Critics have been quick to pounce on New Jersey's effort to enable residents displaced by Superstorm Sandy to vote. Rebecca Rosen, The Atlantic's associate editor, wrote of "New Jersey's Vote-by-Email Meltdown," BuzzFeed's Ben Smith wrote that "E-Mail Voting Fails Some New Jersey Residents" and NBC's Bob Sullivan focused on how "New Jersey's email voting suffers major glitches."
Let's not forget that this emergency measure was put in place by Governor Chris Christie and Lieutenant Governor Kim Guadagno on Saturday, just five days after one of the worst ever storms hit the state and three days before Election Day. The level of devastation in New Jersey was, and continues to be, catastrophic. On Saturday, 2.4 million of the state's 8.8 million residents were still without power. Today, more than 500,000 homes and business still don't have power. And there is still a major gasoline shortage making travel more difficult. For millions of New Jersey residents, many of whom have been forced to leave the state, voting is extremely difficult if not impossible.
Given the choice between disenfranchising thousands of voters or establishing an emergency measure with the potential to enable many of them to vote, Christie and Guadagno did the right thing.
Of course, it can't be expected that this new capability could be implemented flawlessly with under 72 hours warning. Despite using the existing overseas voting process, voters needed to be informed of the new rules, email addresses and fax numbers for each of the 21 counties needed to be collected and publicized, and the 21 counties' clerks and boards of elections needed to receive and process a large number of ballot applications with almost no turn-around time.
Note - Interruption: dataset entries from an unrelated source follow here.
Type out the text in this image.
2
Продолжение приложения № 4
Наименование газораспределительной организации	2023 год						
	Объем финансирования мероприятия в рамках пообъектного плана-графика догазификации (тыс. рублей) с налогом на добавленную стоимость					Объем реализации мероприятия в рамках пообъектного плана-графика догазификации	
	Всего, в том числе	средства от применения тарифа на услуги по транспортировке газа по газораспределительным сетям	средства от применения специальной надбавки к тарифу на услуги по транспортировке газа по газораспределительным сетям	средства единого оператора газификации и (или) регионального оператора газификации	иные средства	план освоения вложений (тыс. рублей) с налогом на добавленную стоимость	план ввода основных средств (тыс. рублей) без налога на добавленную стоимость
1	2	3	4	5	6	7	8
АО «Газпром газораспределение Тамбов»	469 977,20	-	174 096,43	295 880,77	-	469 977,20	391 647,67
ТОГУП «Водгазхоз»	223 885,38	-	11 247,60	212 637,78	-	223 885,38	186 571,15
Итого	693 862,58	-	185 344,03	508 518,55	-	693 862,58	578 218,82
Of course, as Rosen, Smith and Sullivan point out, there were problems. Primarily, there were issues with overflowing inboxes. Many applicants received responses that inboxes were full. Others received no response. Smith wrote of a Rumson resident who is temporarily staying in the D.C. area who submitted a ballot application Monday afternoon but 10 hours later hadn't received a response. (Smith incorrectly wrote that the application deadline was Monday at 5pm -- it was Tuesday at 5pm.) And the Essex County clerk used an unsecured personal Hotmail account to receive applications.
On Tuesday, the state took the proper action to address the concerns. In recognizing that "[i]t has become apparent that County Clerks are receiving applications at a rate that outpaces their capacity to process them without an extension," Guadagno extended the deadline for counties to send ballots to voters to Friday at noon and is allowing voters to return completed ballots by Friday at 8pm.
Other criticisms are hypothetical. Critics have raised a concern about voter fraud. But the overseas voting system has been used by New Jersey for military and others, and there have been no reports of fraud in the past or to date for this emergency measure. There is also confusion about whether voters need to mail in a hard copy of their ballot for it to be legal.
The bottom line is that tens of thousands of New Jersey will be able to vote who wouldn't have been able to otherwise. There were a few glitches but they appear to be minimal and have largely been remedied. Kudos to Governor Christie and Lieutenant Governor Guadagno for acting quickly and taking a risk to protect our democracy.